The new temples of a twilight age
Updated: 2013-12-27 08:51
By Sun Li in Shaxian, Fujian province and Zheng Jinran in Yanjiao, Hebei province (China Daily)
Cao Jinji is one of the resident who turned to Buddhism after living in the home for awhile.
The 93-year-old said her vegetarian diet and Buddhist meditations have given her a sense of inner peace and she has been amazed by her daughter-in-law's change of attitude toward her.
Cao said she moved to the home more than a decade ago, because her son and daughter-in-law paid her little respect and often quarreled with her. Her daughter-in-law hadn't called her "mother" for several decades.
"But, one Spring Festival when my daughter-in-law visited me here, her expression betrayed her surprise. She had never thought that people would treat an elderly stranger so well," Cao said.

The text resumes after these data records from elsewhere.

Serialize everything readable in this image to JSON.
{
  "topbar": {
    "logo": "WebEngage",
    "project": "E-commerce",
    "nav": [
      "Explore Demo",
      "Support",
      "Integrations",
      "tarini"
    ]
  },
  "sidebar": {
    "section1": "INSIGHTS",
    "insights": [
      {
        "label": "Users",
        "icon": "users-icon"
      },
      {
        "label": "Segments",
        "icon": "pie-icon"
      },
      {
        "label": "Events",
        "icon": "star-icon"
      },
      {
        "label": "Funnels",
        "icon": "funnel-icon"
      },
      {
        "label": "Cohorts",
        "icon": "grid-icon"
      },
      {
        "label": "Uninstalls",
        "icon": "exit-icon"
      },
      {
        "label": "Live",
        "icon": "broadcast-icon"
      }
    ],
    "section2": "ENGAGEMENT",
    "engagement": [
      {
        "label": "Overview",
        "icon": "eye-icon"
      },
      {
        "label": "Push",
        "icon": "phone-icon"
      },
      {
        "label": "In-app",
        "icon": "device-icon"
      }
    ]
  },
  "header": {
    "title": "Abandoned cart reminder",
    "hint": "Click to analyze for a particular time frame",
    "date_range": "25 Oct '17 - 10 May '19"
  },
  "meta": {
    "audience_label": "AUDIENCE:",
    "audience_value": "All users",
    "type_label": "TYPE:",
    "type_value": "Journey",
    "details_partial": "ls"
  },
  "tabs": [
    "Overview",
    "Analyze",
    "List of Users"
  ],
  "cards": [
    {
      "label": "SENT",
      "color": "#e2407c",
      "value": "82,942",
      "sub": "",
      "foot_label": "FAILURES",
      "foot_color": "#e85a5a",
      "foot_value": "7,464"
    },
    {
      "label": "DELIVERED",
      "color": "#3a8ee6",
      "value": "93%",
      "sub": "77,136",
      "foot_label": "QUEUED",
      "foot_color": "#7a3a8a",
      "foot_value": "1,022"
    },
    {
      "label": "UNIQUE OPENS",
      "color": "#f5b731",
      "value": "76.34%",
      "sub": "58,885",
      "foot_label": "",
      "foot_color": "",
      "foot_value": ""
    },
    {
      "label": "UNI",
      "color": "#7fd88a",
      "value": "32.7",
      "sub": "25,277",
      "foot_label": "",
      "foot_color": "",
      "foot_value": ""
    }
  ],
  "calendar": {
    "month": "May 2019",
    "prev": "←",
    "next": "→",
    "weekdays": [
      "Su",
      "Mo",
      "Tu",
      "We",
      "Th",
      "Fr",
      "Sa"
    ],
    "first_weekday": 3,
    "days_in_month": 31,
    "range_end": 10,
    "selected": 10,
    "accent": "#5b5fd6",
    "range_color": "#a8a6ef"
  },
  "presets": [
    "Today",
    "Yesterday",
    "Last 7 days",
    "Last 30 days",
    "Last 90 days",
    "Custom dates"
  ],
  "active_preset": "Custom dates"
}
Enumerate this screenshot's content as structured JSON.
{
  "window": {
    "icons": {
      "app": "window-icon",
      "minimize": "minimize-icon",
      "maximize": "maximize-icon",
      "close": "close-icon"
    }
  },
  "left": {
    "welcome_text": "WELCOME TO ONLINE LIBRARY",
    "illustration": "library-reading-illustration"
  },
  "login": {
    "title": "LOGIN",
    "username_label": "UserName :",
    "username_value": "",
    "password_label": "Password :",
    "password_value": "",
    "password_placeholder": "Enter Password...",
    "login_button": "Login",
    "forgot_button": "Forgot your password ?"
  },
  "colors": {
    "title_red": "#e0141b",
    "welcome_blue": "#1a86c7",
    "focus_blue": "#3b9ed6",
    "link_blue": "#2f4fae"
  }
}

"She felt guilty and asked me to stay with the family for a short time", she said, adding that she initially thought the offer was some kind of "plot".
After Shi assured Cao that would be picked up three days later, the elderly lady paid a short visit to her old home. Her daughter-in-law treated her with respect and even started calling her "mother" once again.
"Although our relationship has softened, I still prefer to live in the nursing home because this place was the key factor that changed my daughter-in-law's attitude," Cao said.
Li Laifeng, a retired doctor at a hospital in Shaxian, has served as the home's voluntary medical officer since it opened in 1999.
A Buddhist herself, Li offered her services in accordance with the concept of mercy highlighted by the religion. She believes that the surrounding environment promotes longevity.
"The temple sits on these green hills. The air is fresh and the water is clean. Those factors make a major contribution to the good health of the residents," she said.
Li conducts checkups on the residents every week and said most of the octogenarians retain their mental faculties, and she usually only has to treat common ailments such as coughs and the occasional bout of flu. If a resident becomes seriously ill, they are sent to the county hospital.
At present the home's sickbay consists of just one room and Li is hoping to find more space for medical care to allow her to isolate patients with infectious conditions, such as flu, and prevent the spread of the illness.
Jixiang Temple was established by the Shi Zhaochan, the abbot, as a result of his falling ill. In 1994, he was diagnosed with bone cancer, which the doctor said was incurable.
In great pain, the abbot prayed every day and pledged to build a nursing home for 100 people if he was cured. A few months later, the cancer miraculously disappeared and so Shi Zhaochan and Shi Nengqing traveled to Shanghai, Guangzhou and Hong Kong to raise funds and fulfill his promise, a process that took several years.
"Shi Nengqing and I are getting older, so I plan to ask monks from other cities to come to the county and run the nursing home. We are planning to expand and so we are raising funds to pave a smooth path for our successors," said Shi Zhaochan.